Delante mis ojos embobados, imantados frente una red social cualquiera, Obama
rapea junto a Eminem en un mitin de Kamala Harris. Ya no soy ningún niño
pero he visto el bigote pendenciero de Hulk Hogan en un mitin de Donald
Trump.
Me
he dado cuenta de lo mucho que sabemos sin querer de las campañas electorales
estadounidenses. Sabemos de qué pie baila Taylor Swift. Sabemos que
Beyoncé apoya a Harris y que Musk es trumpista hasta las trancas. En
1996, en un evento del Partido Demócrata, los Clinton bailaron la
Macarena y no hubo un solo medio en España que no recogiera la ocurrencia. En
su momento, Barack Obama blandió con tanto éxito el "Yes we can" que
eclipsó con creces el origen sindical del lema: la huelga de hambre de César
Chávez en Arizona y el liderazgo de Dolores Huerta en la Unión de
Campesinos, que en los años setenta empezaron a corear el "Sí se
puede".
Desde
todos los foros se nos invita a tomar partido.
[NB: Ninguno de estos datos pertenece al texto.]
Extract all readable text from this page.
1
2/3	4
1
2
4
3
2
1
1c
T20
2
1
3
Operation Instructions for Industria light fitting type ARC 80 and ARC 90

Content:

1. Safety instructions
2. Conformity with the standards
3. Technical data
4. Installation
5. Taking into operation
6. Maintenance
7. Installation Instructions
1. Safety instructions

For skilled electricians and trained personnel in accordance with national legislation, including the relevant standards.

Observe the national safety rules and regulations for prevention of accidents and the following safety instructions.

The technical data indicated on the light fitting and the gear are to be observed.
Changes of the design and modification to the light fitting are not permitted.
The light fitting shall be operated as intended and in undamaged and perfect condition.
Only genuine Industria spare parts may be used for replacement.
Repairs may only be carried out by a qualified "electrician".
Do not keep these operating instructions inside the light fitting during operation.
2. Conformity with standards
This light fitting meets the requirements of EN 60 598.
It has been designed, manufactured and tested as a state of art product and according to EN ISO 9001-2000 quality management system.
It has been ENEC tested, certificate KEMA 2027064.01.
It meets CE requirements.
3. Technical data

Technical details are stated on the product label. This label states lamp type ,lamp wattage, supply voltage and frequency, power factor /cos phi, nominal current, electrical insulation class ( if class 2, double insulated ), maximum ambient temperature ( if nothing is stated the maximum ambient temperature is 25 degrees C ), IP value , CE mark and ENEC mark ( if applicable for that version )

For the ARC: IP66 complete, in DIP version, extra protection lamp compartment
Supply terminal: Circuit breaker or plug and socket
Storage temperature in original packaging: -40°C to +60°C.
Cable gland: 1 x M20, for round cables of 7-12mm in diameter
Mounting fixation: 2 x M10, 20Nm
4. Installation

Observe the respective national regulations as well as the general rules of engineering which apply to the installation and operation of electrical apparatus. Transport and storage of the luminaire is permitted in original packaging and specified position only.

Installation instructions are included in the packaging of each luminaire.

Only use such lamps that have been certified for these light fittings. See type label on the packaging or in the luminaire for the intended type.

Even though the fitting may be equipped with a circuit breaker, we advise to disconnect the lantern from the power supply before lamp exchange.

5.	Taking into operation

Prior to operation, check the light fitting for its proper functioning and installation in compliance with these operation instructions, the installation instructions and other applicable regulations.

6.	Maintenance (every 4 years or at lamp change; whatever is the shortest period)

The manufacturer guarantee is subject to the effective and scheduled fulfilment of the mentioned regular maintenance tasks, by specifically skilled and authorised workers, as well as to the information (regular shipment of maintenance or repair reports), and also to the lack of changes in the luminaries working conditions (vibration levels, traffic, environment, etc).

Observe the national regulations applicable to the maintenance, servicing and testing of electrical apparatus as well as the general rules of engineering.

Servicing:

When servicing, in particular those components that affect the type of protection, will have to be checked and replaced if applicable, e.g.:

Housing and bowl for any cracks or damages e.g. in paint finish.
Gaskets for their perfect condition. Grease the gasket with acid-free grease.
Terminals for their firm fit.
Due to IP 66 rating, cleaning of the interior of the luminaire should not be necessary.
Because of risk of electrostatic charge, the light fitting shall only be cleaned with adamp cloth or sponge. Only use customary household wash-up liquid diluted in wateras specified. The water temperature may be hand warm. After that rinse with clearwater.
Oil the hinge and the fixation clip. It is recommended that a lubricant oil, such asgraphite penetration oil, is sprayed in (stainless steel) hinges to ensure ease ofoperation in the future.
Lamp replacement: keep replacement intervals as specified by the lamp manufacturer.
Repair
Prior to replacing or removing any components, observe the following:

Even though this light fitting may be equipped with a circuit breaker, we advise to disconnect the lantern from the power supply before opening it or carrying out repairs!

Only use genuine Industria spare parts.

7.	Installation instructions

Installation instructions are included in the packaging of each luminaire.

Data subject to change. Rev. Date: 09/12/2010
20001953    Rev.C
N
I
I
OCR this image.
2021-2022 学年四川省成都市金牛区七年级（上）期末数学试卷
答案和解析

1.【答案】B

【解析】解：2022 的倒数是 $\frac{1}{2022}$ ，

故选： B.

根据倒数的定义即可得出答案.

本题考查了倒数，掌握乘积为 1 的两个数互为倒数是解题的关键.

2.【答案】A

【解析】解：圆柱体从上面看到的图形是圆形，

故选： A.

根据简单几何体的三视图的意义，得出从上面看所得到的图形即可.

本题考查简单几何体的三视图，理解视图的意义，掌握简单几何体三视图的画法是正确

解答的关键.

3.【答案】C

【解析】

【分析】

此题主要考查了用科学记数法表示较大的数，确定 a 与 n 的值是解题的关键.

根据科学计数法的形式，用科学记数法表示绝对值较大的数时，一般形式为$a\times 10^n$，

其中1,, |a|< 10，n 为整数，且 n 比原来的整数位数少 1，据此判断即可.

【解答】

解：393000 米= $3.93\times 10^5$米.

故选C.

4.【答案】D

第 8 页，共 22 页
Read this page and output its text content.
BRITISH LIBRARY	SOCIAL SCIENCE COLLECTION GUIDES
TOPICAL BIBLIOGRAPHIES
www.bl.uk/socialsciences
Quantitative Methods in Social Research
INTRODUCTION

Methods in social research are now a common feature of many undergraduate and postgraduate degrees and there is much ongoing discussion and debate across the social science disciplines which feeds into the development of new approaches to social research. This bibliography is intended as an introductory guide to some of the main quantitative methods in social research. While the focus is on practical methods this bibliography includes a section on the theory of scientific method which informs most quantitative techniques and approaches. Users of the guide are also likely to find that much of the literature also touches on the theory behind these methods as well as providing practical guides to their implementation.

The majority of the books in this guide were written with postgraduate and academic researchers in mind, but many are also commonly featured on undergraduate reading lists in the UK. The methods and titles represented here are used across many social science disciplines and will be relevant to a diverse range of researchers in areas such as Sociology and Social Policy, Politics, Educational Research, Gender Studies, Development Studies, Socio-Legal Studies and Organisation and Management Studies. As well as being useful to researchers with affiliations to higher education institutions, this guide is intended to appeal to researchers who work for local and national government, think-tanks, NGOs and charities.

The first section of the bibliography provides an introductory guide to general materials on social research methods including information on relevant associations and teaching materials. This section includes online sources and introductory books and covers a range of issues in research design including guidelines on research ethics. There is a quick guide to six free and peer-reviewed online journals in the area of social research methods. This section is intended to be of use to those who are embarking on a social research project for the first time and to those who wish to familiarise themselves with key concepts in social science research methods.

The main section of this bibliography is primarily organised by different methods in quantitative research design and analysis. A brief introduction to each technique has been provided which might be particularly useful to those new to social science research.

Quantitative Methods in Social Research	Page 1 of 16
Donald o Kamala. Republicanos
o demócratas. Elefantes o burros. En efecto, los niños rata de la alt-right
están enchufadísimos con la posibilidad de que las gorras rojas de MAGA
regresen a la Casa Blanca, así tengan que asaltar otra vez el Capitolio
vestidos de Pressing Catch. A la par, el cártel del bulo hace sus ñapas
desde las profundidades de X y Jeff Bezos asoma la patita torciendo la línea
editorial del Washington Post. Dicen que una victoria de Trump daría un
espaldarazo a la cultura del odio, consolidaría a Valdímir Putin y contentaría
a los muchos partidos iliberales que han prosperado en Europa.
En
la lógica del mero descarte solo nos quedaría Kamala Harris, pues la trampa del
bipartidismo deja escaso espacio a los matices. La campaña demócrata, entre
otras cosas, ha hecho bandera del derecho al aborto ahora que aún colea la
controversia sobre la muerte de una mujer embarazada en Georgia. Hace dos años
que el Tribunal Supremo restringió los derechos reproductivos y aún se están
pagando las consecuencias. Harris también ha prestado atención al sistema de
salud. Incapaz de promover nada parecido a una sanidad pública, se compromete a
proteger el bastión de Medicare y defiende una reducción de los precios de la
insulina.
Mi
espíritu más infantil me dice que Donald Trump no es Kamala Harris igual que El
Último Guerrero no es Hulk Hogan. Pero la voz de mi tío suena al fondo como un
silbido de la conciencia. "Todo eso es de mentira". Hay diferencias
sensibles, por supuesto, aunque el fondo de la cuestión está coreografiado y no
deja apenas margen para el debate. Ninguno de los dos candidatos, pongamos por
caso, tiene otro programa internacional que no sea continuar suministrando
armas a Netanyahu y echar más leña al fuego del genocidio. Israel tiene
legítimo derecho a la defensa, dice Harris mientras se le llenan las
convenciones de abucheos.
Como
soy una víctima del colonialismo cultural, no puedo dejar de recordar a Kang y
a Kodos, los dos extraterrestres de Los Simpsons que se presentan a las
elecciones con un mismo programa oculto. Someter a la población. Restaurar la
esclavitud y conquistar nuevos planetas. Hay un tipo que se plantea escoger una
tercera papeleta pero los alienígenas lo disuaden. "Adelante, tira tu voto
a la basura". Cuando por fin Kang se impone en las urnas, Marge se
pregunta qué demonios hacen los ciudadanos de Springfield sometidos a trabajos
forzados. Con una cadena al cuello y un chasquido de látigos a su espalda,
Homer responde en un retintín antológico. "A mí no me mires, yo voté a
Kodos".
Por
fortuna, en este lado del océano no tenemos ninguna obligación de elegir entre Trump
y Harris. De hecho, si en Europa nos interesan estos comicios es porque dirimen
el futuro de una potencia mundial que lleva décadas colonizando nuestras
voluntades. Que dirige un espacio geopolítico donde ocupamos una posición
subalterna. Que exhibe sus teatrillos en nuestras televisiones. Una potencia
mundial donde no vale tanto el voto como el capital, poderoso caballero de lobbies
y magnates. Como dice un viejo chiste, Estados Unidos tiene la mejor democracia
que el dinero puede comprar. Y como hubiera dicho mi tío, es toda de mentira.